What is Gearing?
Borrowing to invest is gearing. Leveraging into the market can increase the likelihood of building wealth faster. If the purpose of the loan is for investment, the loan interest is tax deductible. This can help reduce your income tax on the investment income.
How does it work?
- Investment loans will be secured by an asset, be that your family home or an investment portfolio.
- Income from the investment can be used to cover the interest expense of the loan. Where the loan interest is higher than the investment income, otherwise known as negative gearing, your personal cash flow will need to support the repayment of the loan.
- Invesment loans tend to be interest only; that is, no repayment of the principal.
When should you do it?
- Your income is stable, and you have adequate cash flow surplus to meet fluctuations in markets and the interest expense of the loan.
- You have a long timeframe for investing, to assist in smoothing out short term volatility in the markets (minimum 7 years).
- You have adequate provisioning for unexpected events and/or flexibility in the gearing strategy to allow for changes to meet these needs in the future.
- You have a high level of risk tolerance to endure market volatility impacting your portfolio.
- You understand the complexities of a gearing strategy and what the pros and cons are.
Margin lending is a type of gearing where the security for the loan is the investment portfolio itself. Margin lending has some unique characteristics that set it apart from more traditional investment lending practices:
- Loan to value ratio (LVR): Each investment, be that a managed fund or listed stock, has its own acceptable limit (%) for borrowing. For example, Westpac Bank ordinary shares might have an LVR of 70% This means you cannot borrow more than 70% of its value.
- Margin calls: If the value of your investment falls below the accepted LVR, even if just for one day, there may be a margin call. Essentially, they will ‘call’ for you to increase the investment contribution so that the LVR falls back within accepted limits. You can meet a margin call in one of three ways:
- Make additional cash payment to pay down the loan value.
- Providing further assets as security.
- Selling down portfolio to meet margin call.
Margin loans are limited recourse meaning that the lender only has claim to the portfolio used as security for settling the debt, not other personal assets.
To manage the risk of a margin call, it is best to keep holding well below the recommended LVR for the security and to keep a well-diversified portfolio to reduce exposure to market volatility in certain sectors and industry. The additional risk of margin lending facilities over other gearing strategies is managing the margin calls. If the portfolio needs to be sold down to repay the loan, it’s often when the market and investment value are low. This crystallises the losses within the portfolio and will reduce the long-term performance of the portfolio.
What are the benefits?
- Borrowing money to increase your investment portfolio gives you increased exposure to investment earnings and capital growth. Your returns are magnified by the loan contribution to your portfolio.

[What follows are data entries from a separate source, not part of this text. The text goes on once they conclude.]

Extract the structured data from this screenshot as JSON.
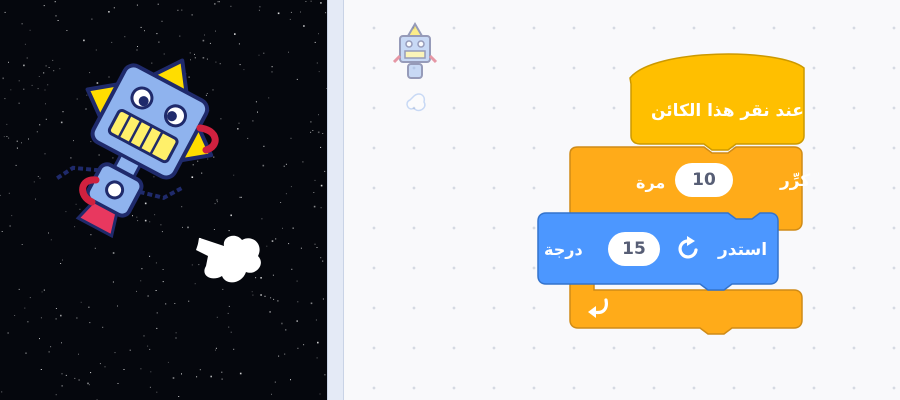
{
  "stage": {
    "background": "starfield",
    "sprite": "robot-sprite"
  },
  "workspace": {
    "thumbnail": "robot-sprite-thumbnail",
    "hat_block": {
      "label": "عند نقر هذا الكائن",
      "color": "#FFBF00"
    },
    "repeat_block": {
      "label": "كرِّر",
      "times": "10",
      "suffix": "مرة",
      "color": "#FFAB19",
      "loop_icon": "loop-arrow-icon"
    },
    "turn_block": {
      "label": "استدر",
      "degrees": "15",
      "suffix": "درجة",
      "color": "#4C97FF",
      "icon": "rotate-clockwise-icon"
    }
  }
}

- Investment debt is generally "good debt". You can offset investment income with the interest expense of the loan. Other expenses from your loan and investments may also be tax deductible or capitalise to the investment value, reducing capital gains in the future.
What should I be thinking about?
- Investment income risk: Where the income is less than expected and the loan repayments need to be covered by your personal cash flow.
- Capital risk: Where volatility in the market may result in your asset value being lower than the purchase price. When settling the loan, the proceeds may not cover the principal of the loan and you will need to fund the difference.
- Interest rate risk: Where the loan's interest rate exceed the investment income requiring input from your personal cash flow to make loan repayments.
- Income risk: Where unforeseen changes to your income mean you don’t have adequate income to cover adverse movements in your portfolio that may require input from your personal cash flow.
- Legislative risk: Where the potential for regulatory change negatively impacts the tax advantages of gearing. The government has discussed in recent times, limiting negative gearing strategies and associated tax deductions.
These risks are in addition to the risks associated with investing. Refer to the Investment Risks Knowledge Hub for more information.
- Generally, only certain loans with protection fees in place allow 100% of the investment value to be borrowed. Most will only lend up to a given percentage on the value of the investment.
- Loans require approval. Any recommendations to consolidate or change your debt provisions are subject to approval by your lender.
- Paying out your loan means you will no longer have access to this line of credit.
- There are additional fees for investment loan features. Make sure you understand all the costs for your loan agreement.
- Some loan contracts do not let you access additional repayments once they are made.
- Significant changes to your cash flow such as your wage income, may impact your ability to repay your loan. Seek advice if your experience significant cash flow changes.